The NCAA also announced that they are limiting game attendance, including March Madness, to “essential” people as well. 

Keeping student-athletes on campus, having them play in games, when the rest of their classmates are being sent home for a month is wrong. They should not be treated differently. They are not paid for their work and they are not “essential personnel.” 

Essential personnel are doctors, nurses and government officials. 20-year-old athletes are not essential to the state. Athletics are not essential to the state. Yes, they are important for campus cultures, but in no way do they deserve this title.  

They should not be given privileges that other students are denied just because they make a university look good or make them money. March Madness should be cancelled, period.  

If the NCAA is so keen on keeping them as “student-athletes,” then treat them as students. You can’t have it both ways: Either treat them the same as everyone else or pay them.  

A piece of the UCLA memo also allows athletes not to partake in team activities should they feel uncomfortable: 

“At this point in time, teams will continue to practice and compete; however, any student-athlete who does not feel comfortable traveling or participating in team activities will be excused from doing so.” 

While well-intentioned, think about this for a second. What athlete is going to look at the rest of their teammates, who are likely playing conference games they have worked all year to get to, only to say “Nah, I think I’ll go home.”  

High-level athletes do not work like that. They are ultra-competitive people who work hard. Putting them in danger by giving them an option to stay is irresponsible. 

The Ivy League got it right. Universities should not be partaking in athletics should they decide to move students off-campus.  

How dare universities decide to abruptly end seniors’ college careers by forcing them to take online classes, only to have other seniors get to live out the rest of their careers normally. Just because some students are more physically fit or more coordinated, does not mean they are special. 

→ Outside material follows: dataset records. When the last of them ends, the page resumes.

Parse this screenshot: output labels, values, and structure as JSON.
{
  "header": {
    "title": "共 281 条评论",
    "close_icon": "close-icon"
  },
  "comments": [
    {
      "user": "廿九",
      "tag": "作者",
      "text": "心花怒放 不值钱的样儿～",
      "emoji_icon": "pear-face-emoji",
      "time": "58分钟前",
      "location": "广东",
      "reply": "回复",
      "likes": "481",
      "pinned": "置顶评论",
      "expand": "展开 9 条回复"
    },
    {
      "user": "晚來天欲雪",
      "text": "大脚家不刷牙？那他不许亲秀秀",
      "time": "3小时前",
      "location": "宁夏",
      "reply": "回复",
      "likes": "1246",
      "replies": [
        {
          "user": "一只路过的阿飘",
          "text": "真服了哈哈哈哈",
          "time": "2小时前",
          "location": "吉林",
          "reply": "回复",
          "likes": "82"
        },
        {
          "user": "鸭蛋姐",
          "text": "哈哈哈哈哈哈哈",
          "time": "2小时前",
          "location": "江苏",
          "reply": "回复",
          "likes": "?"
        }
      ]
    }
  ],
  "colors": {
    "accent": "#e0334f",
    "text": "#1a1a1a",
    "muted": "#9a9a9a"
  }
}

Universities are robbing thousands of students of weeks to months of their college experience, which is an incredibly expensive one at that. That decision should stretch to all of the students they govern. There is no picking and choosing which people you want your policies to impact. 

Either let all students stay on campus, which honestly most colleges in the US should at this point, or send them all home. There is no in between. 

The universities and the NCAA have the power, and they should be making better decisions with it.  

The NCAA has not shown a track record for caring about their athletes, but today would be a damn good time to start.